君が君を好きになって。

「いや…まさか小玲歩いてくると思わなかった。だって西新井でしょ?」

「ずっとフラフラしてたから近くに居て…私も荒川渡るなんて思わなかったよ」

「確かに…」

ずらりと並ぶ本棚。
静かで静かで、静かなその環境は、菜束にとってとても嬉しいものだった。

「何か美術のこと?」

「!うん、そう!…勘が良いよなぁ」

「他の事だったら芹沢君呼ぶと思ったから」

「そっか」

「で、私は何を…」

「?文化祭。

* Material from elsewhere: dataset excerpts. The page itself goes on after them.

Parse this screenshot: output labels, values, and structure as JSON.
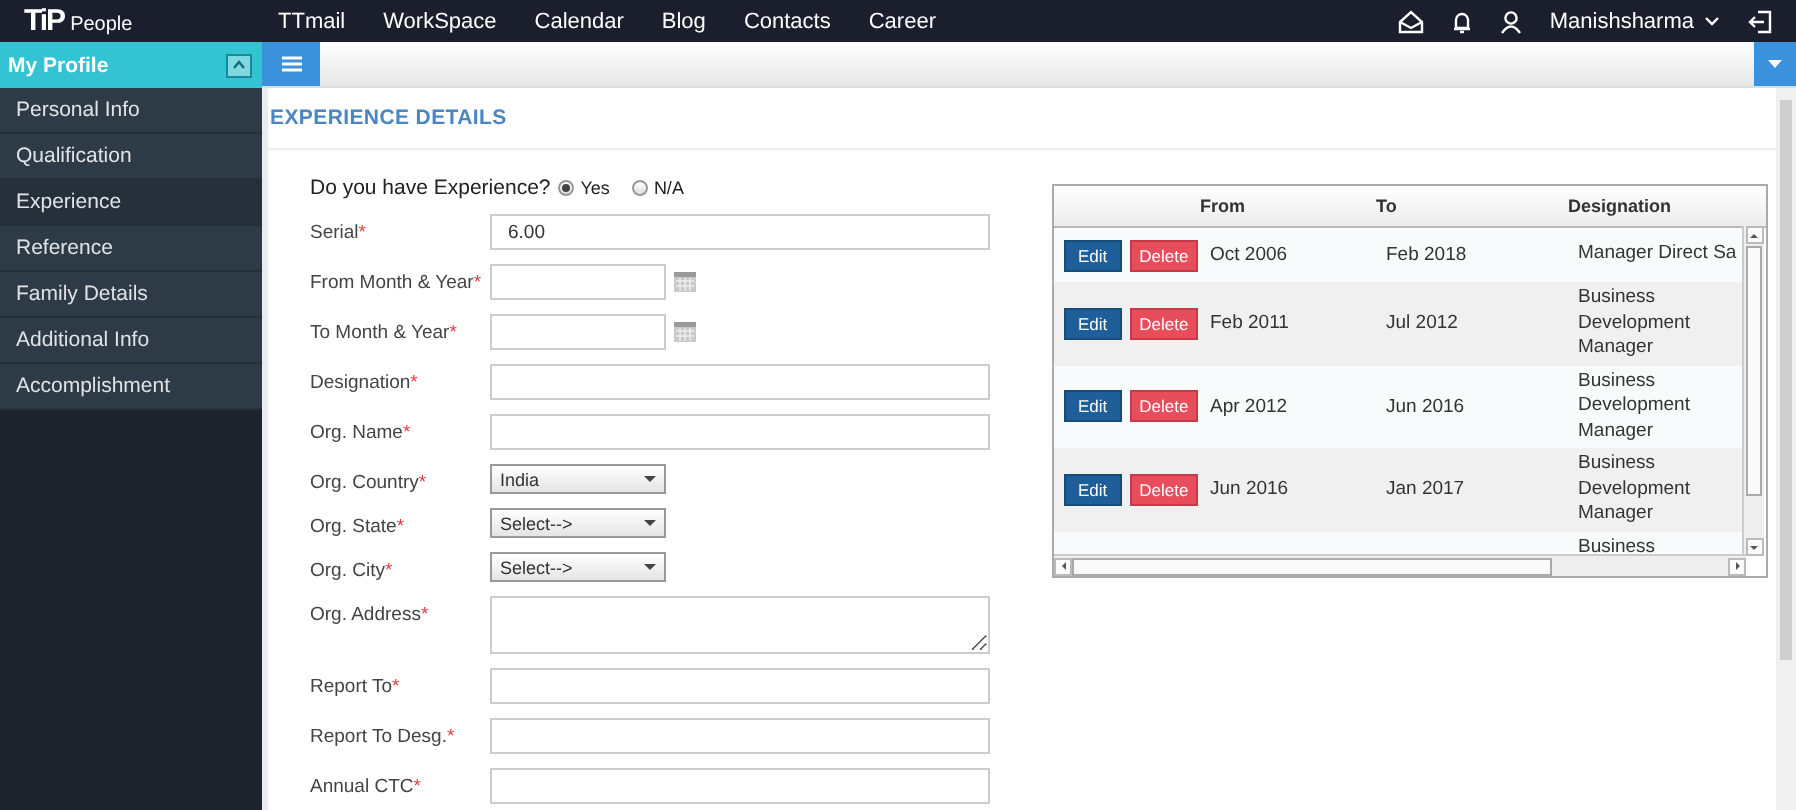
{
  "topbar": {
    "logo_mark": "TiP",
    "logo_text": "People",
    "nav": [
      "TTmail",
      "WorkSpace",
      "Calendar",
      "Blog",
      "Contacts",
      "Career"
    ],
    "user": "Manishsharma"
  },
  "sidebar": {
    "title": "My Profile",
    "expanded": true,
    "items": [
      {
        "label": "Personal Info",
        "selected": false
      },
      {
        "label": "Qualification",
        "selected": false
      },
      {
        "label": "Experience",
        "selected": true
      },
      {
        "label": "Reference",
        "selected": false
      },
      {
        "label": "Family Details",
        "selected": false
      },
      {
        "label": "Additional Info",
        "selected": false
      },
      {
        "label": "Accomplishment",
        "selected": false
      }
    ]
  },
  "section_title": "EXPERIENCE DETAILS",
  "experience_question": {
    "label": "Do you have Experience?",
    "options": [
      {
        "label": "Yes",
        "selected": true
      },
      {
        "label": "N/A",
        "selected": false
      }
    ]
  },
  "form": {
    "fields": [
      {
        "label": "Serial",
        "mark": "*",
        "kind": "text",
        "value": "6.00"
      },
      {
        "label": "From Month & Year",
        "mark": "*",
        "kind": "date"
      },
      {
        "label": "To Month & Year",
        "mark": "*",
        "kind": "date"
      },
      {
        "label": "Designation",
        "mark": "*",
        "kind": "text"
      },
      {
        "label": "Org. Name",
        "mark": "*",
        "kind": "text"
      },
      {
        "label": "Org. Country",
        "mark": "*",
        "kind": "select",
        "value": "India"
      },
      {
        "label": "Org. State",
        "mark": "*",
        "kind": "select",
        "value": "Select-->"
      },
      {
        "label": "Org. City",
        "mark": "*",
        "kind": "select",
        "value": "Select-->"
      },
      {
        "label": "Org. Address",
        "mark": "*",
        "kind": "textarea"
      },
      {
        "label": "Report To",
        "mark": "*",
        "kind": "text"
      },
      {
        "label": "Report To Desg.",
        "mark": "*",
        "kind": "text"
      },
      {
        "label": "Annual CTC",
        "mark": "*",
        "kind": "text"
      }
    ]
  },
  "grid": {
    "columns": [
      "From",
      "To",
      "Designation"
    ],
    "rows": [
      {
        "edit": "Edit",
        "delete": "Delete",
        "from": "Oct 2006",
        "to": "Feb 2018",
        "designation": "Manager Direct Sa"
      },
      {
        "edit": "Edit",
        "delete": "Delete",
        "from": "Feb 2011",
        "to": "Jul 2012",
        "designation": "Business Development Manager"
      },
      {
        "edit": "Edit",
        "delete": "Delete",
        "from": "Apr 2012",
        "to": "Jun 2016",
        "designation": "Business Development Manager"
      },
      {
        "edit": "Edit",
        "delete": "Delete",
        "from": "Jun 2016",
        "to": "Jan 2017",
        "designation": "Business Development Manager"
      },
      {
        "designation": "Business"
      }
    ]
  }
}
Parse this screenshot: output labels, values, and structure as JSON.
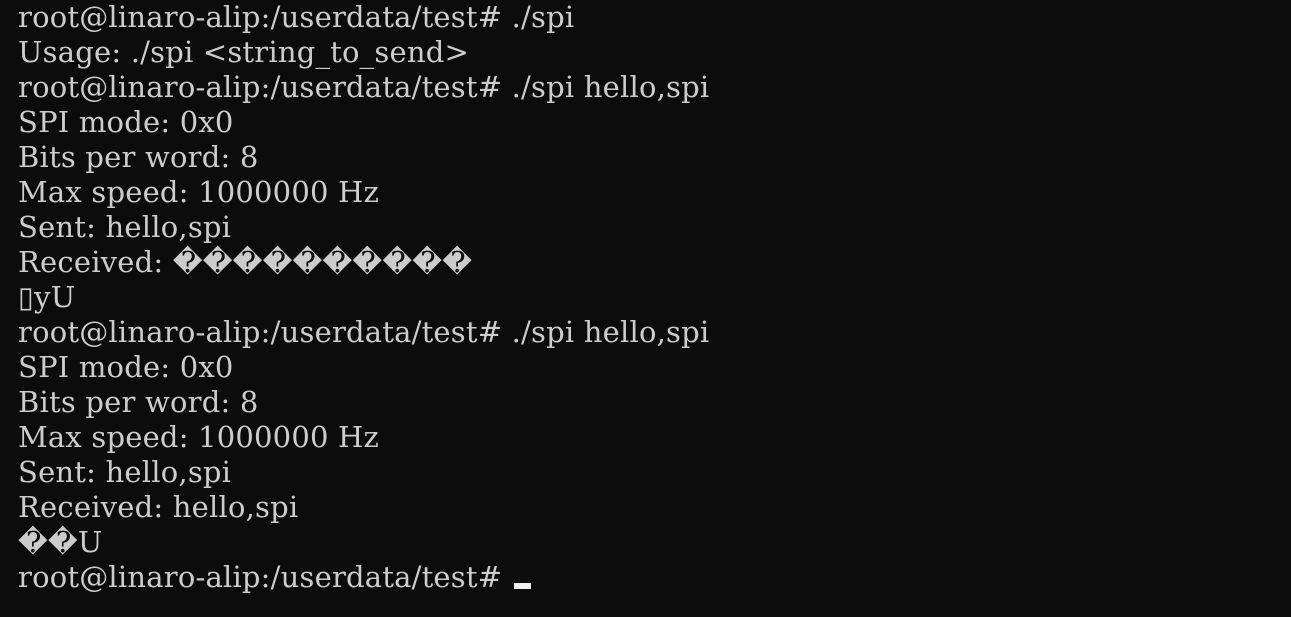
{
  "terminal": {
    "lines": [
      "root@linaro-alip:/userdata/test# ./spi",
      "Usage: ./spi <string_to_send>",
      "root@linaro-alip:/userdata/test# ./spi hello,spi",
      "SPI mode: 0x0",
      "Bits per word: 8",
      "Max speed: 1000000 Hz",
      "Sent: hello,spi",
      "Received: ����������",
      "▯yU",
      "root@linaro-alip:/userdata/test# ./spi hello,spi",
      "SPI mode: 0x0",
      "Bits per word: 8",
      "Max speed: 1000000 Hz",
      "Sent: hello,spi",
      "Received: hello,spi",
      "��U",
      "root@linaro-alip:/userdata/test# "
    ]
  }
}
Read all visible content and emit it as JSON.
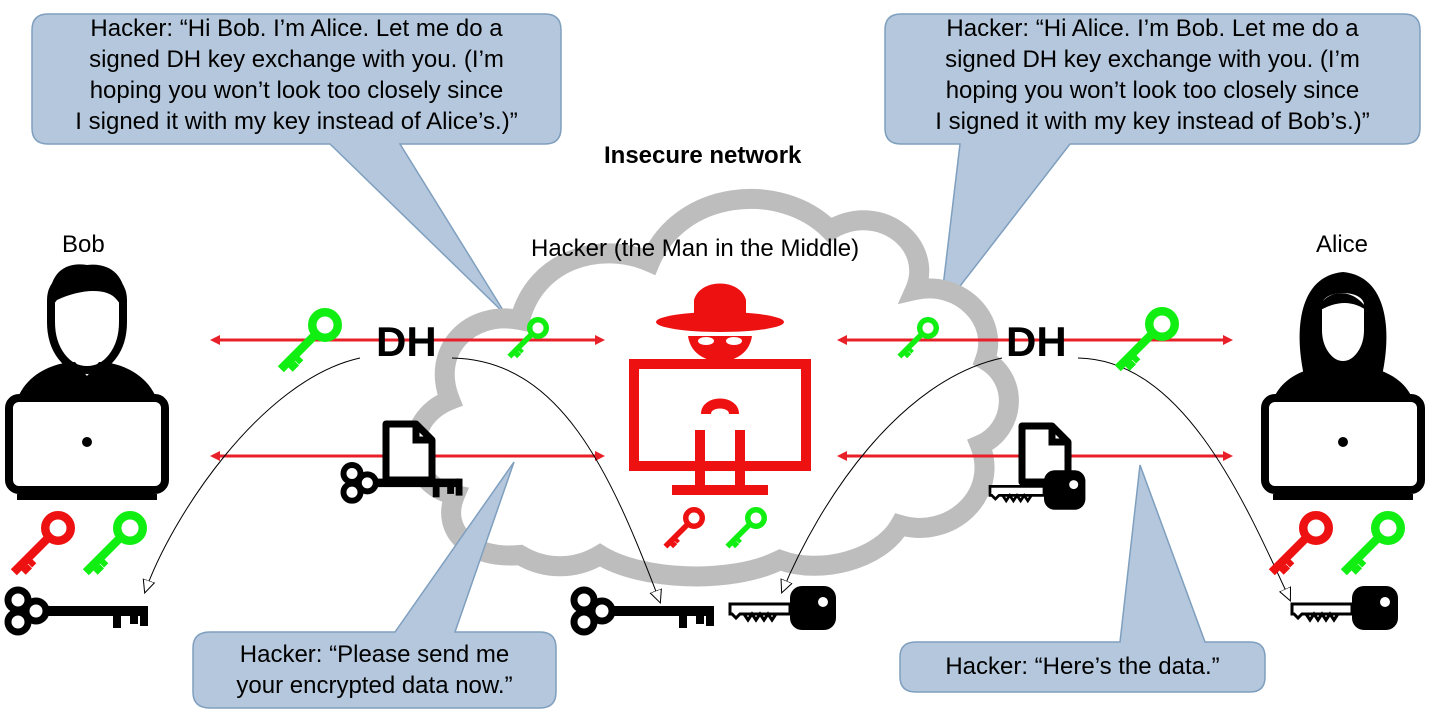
{
  "title": "Insecure network",
  "labels": {
    "bob": "Bob",
    "alice": "Alice",
    "hacker": "Hacker (the Man in the Middle)",
    "dh_left": "DH",
    "dh_right": "DH"
  },
  "bubbles": {
    "top_left": [
      "Hacker: “Hi Bob. I’m Alice. Let me do a",
      "signed DH key exchange with you. (I’m",
      "hoping you won’t look too closely since",
      "I signed it with my key instead of Alice’s.)”"
    ],
    "top_right": [
      "Hacker: “Hi Alice. I’m Bob. Let me do a",
      "signed DH key exchange with you. (I’m",
      "hoping you won’t look too closely since",
      "I signed it with my key instead of Bob’s.)”"
    ],
    "bottom_left": [
      "Hacker: “Please send me",
      "your encrypted data now.”"
    ],
    "bottom_right": [
      "Hacker: “Here’s the data.”"
    ]
  },
  "colors": {
    "bubble_fill": "#b4c7dc",
    "bubble_stroke": "#7f9fbf",
    "arrow": "#e8202a",
    "key_red": "#ee1111",
    "key_green": "#11ee11",
    "hacker": "#ee1111",
    "cloud": "#bdbdbd"
  }
}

二人じゃん?相談しようと思って」

「二人?何でだっけ」

確か菜束の班は四人いた筈だが。

「あの二人は打ち合わせとかに出る役やるって言ってたから、二人。って彼らは言ってたよ?あ、潮凪と朝霞でしょ?」

「あ、そうなんだ?じゃあどうしようか。資料借りなきゃいけないんだもんね?了解です」


「じゃあ俺適当に資料持ってくるから、小玲そこで待ってて!」

「うん」



菜束は手頃な位置にあった机に椅子を二つ持っていき、その一つに座る。
左側の雑誌コーナーを見つめて、夏実のことを菜緒子に言うべきか否かをひたすらに考えていた。